In this experiment, we see what can be the effects of a more robust convolutional block that augments the intermediate Transformer embeddings. To reiterate again, we keep the convolutional blocks as causal for all of the convolutional layers. Here we again show how our architecture does with scaling. We keep the parameters the same as before for the baseline convolutional block. The core Transformer backbone consists of 6 layers with an embedding dimension of 256, 8 heads, and a feed-forward dimension twice the embedding dimension. We keep the parameters for the small convolutional module as follows: We have convolutional modules consisting of causal convolutional filters after every layer of the Transformer. For the small model, we have two layers: each consisting of 256 filters of kernel size 3 and 7, respectively. We add two more convolutional layers of kernel sizes 2,3,5, and 7 for the larger model. The goal of increasing the complexity is to learn and impose more constraints by using convolutional operations as feature extractors. We see significant improvements in likelihood scores and accurate prediction of the next token, as shown in the Table 4.

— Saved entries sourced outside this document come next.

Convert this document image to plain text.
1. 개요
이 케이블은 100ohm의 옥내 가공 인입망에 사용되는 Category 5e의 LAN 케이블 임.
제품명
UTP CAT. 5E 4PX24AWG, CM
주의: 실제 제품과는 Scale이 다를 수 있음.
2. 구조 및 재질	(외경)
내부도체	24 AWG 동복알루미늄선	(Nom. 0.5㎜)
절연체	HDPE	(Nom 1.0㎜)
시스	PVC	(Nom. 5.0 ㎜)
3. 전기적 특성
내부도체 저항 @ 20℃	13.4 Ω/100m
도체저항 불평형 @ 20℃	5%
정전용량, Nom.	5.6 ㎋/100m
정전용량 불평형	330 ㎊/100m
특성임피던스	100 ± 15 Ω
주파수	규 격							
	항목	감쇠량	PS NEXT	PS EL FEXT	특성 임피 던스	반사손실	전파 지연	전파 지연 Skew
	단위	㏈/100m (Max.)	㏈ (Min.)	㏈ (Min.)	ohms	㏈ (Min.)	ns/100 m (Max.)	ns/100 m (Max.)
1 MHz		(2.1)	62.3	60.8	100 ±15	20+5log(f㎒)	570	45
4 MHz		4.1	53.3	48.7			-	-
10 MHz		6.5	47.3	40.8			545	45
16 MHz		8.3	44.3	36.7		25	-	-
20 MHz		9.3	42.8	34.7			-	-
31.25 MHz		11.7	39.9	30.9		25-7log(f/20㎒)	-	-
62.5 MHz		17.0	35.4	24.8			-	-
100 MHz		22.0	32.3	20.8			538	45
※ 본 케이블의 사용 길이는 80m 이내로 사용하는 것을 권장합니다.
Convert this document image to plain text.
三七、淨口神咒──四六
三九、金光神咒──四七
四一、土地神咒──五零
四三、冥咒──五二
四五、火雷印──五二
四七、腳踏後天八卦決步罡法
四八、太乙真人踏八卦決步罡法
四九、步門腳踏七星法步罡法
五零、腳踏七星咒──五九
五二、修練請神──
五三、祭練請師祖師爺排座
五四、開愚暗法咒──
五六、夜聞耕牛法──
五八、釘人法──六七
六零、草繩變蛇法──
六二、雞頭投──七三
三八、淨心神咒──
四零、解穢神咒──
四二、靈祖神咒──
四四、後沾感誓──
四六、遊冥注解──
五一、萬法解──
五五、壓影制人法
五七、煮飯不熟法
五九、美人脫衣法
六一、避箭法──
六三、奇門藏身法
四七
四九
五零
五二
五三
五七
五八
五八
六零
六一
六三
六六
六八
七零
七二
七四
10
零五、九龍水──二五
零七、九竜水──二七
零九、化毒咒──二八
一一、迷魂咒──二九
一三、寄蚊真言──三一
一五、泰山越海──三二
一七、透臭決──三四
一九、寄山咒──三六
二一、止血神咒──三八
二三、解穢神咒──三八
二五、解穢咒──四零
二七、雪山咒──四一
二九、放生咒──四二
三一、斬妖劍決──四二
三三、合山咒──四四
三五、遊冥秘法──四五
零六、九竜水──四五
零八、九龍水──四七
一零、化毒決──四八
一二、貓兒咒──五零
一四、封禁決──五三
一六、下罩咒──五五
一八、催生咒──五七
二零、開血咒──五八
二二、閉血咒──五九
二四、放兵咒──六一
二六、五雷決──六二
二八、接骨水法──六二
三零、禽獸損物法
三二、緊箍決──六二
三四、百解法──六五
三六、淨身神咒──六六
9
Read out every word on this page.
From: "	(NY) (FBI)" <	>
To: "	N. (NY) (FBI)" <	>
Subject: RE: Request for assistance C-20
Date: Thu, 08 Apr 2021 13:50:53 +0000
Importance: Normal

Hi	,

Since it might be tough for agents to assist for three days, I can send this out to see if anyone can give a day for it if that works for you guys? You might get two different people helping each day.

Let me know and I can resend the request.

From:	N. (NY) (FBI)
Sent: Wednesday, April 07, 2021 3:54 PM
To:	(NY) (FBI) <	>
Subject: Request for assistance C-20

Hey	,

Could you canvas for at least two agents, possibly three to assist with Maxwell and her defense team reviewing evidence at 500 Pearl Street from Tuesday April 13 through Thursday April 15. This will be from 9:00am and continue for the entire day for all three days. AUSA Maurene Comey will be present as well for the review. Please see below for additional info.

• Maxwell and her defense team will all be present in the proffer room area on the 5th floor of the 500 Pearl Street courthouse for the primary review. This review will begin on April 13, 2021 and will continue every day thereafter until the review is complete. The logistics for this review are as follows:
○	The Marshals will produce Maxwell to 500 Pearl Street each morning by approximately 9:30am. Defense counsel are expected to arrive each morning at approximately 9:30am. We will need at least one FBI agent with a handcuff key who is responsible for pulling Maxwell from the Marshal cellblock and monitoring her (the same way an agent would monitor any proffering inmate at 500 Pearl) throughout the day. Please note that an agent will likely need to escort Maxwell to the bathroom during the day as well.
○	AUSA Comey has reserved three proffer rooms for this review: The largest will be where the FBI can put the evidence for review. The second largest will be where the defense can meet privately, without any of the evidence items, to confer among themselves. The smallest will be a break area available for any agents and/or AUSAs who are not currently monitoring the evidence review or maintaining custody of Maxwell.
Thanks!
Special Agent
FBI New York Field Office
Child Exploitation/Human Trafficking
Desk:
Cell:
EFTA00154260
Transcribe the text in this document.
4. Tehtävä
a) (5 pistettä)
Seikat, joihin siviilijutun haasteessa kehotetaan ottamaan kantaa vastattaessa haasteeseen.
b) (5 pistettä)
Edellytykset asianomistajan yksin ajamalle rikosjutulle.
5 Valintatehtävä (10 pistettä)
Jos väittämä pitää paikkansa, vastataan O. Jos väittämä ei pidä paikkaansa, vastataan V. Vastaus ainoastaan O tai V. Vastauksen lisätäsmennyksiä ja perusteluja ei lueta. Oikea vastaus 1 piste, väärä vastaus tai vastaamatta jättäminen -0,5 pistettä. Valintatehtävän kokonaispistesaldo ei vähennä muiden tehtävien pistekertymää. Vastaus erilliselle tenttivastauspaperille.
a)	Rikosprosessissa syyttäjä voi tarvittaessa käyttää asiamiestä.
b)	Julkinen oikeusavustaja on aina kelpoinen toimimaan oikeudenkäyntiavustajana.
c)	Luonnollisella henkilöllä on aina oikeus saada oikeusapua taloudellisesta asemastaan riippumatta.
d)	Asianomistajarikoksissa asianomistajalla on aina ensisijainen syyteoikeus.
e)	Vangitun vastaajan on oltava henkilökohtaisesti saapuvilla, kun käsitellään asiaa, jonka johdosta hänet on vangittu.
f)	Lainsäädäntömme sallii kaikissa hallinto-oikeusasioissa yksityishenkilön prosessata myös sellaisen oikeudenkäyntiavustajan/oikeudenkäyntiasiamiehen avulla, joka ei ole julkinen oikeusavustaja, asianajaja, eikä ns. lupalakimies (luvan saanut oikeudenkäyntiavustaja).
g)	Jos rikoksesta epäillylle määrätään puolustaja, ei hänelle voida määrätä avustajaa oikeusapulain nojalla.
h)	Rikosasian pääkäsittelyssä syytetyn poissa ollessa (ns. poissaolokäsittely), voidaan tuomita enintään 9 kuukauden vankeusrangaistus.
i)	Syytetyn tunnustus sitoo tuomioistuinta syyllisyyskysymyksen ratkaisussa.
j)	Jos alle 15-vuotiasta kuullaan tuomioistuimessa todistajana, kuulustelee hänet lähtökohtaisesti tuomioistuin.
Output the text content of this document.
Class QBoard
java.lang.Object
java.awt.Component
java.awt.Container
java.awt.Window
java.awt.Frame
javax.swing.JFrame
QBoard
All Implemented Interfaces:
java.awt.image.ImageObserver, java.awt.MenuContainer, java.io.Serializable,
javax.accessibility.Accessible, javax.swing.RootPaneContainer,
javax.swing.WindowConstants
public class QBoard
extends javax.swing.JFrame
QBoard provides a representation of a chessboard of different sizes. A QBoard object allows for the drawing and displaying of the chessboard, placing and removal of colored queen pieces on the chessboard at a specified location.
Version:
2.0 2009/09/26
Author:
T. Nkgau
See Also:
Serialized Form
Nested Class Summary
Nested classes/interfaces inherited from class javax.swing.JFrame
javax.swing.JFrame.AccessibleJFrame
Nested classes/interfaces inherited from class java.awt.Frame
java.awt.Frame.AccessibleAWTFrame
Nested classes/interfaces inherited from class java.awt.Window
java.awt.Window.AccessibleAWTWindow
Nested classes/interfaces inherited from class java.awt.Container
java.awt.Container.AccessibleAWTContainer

Table 4: Comparison of Negative Log-Likelihood Loss (NLL) and Test Accuracy for Size of the Convolutional block
# Size of Convolutional Block # Accuracy NLL score
Small 70.15% 0.965
Large 70.25% 0.958

5 Conclusion and Future Work

We have showcased the powerfulness of a convolutional augmented Transformer for the case of language modeling. We see that by adding a small number of convolutional parameters or, in other words, augmenting the Transformers with convolutional layers, we achieve significant gain in performance. We apply a causal convolutional block to the intermediate embeddings of every Transformer layer that can learn the best of two worlds: Transformers understand dependencies over long time scales, and convolutional filters act on those embeddings to transform them to a more separable space. This, similar to CLDNN or Conformer architectures, brings together three fundamental blocks of neural network advancements: attention, fully connected architecture, and convolutional layers. Through ablation studies, we show how our architecture works for two modalities and achieves gains in natural language processing, raw audio. Our architecture scales with the number of attention heads, parameters of convolutional blocks, and size of the intermediate embeddings, as shown in the experiment. The improved performance of conformers augers well for achieving faster convergence or performance gains with a similar number of parameters as compared to not adding a few parameters of convolutional block. There are several exciting ways of further exploring how we can combine these blocks, and it is an interesting future direction to improve the performance.

6 Acknowledgements

This work was supported by the Stanford Institute of Human-Centered AI (HAI) through a Google Cloud computing grant. This paper originated while working on genomic sequences in Kundaje Lab at Stanford University. I want to thank Prof. Kundaje and his group for providing a creative environment that led to this work.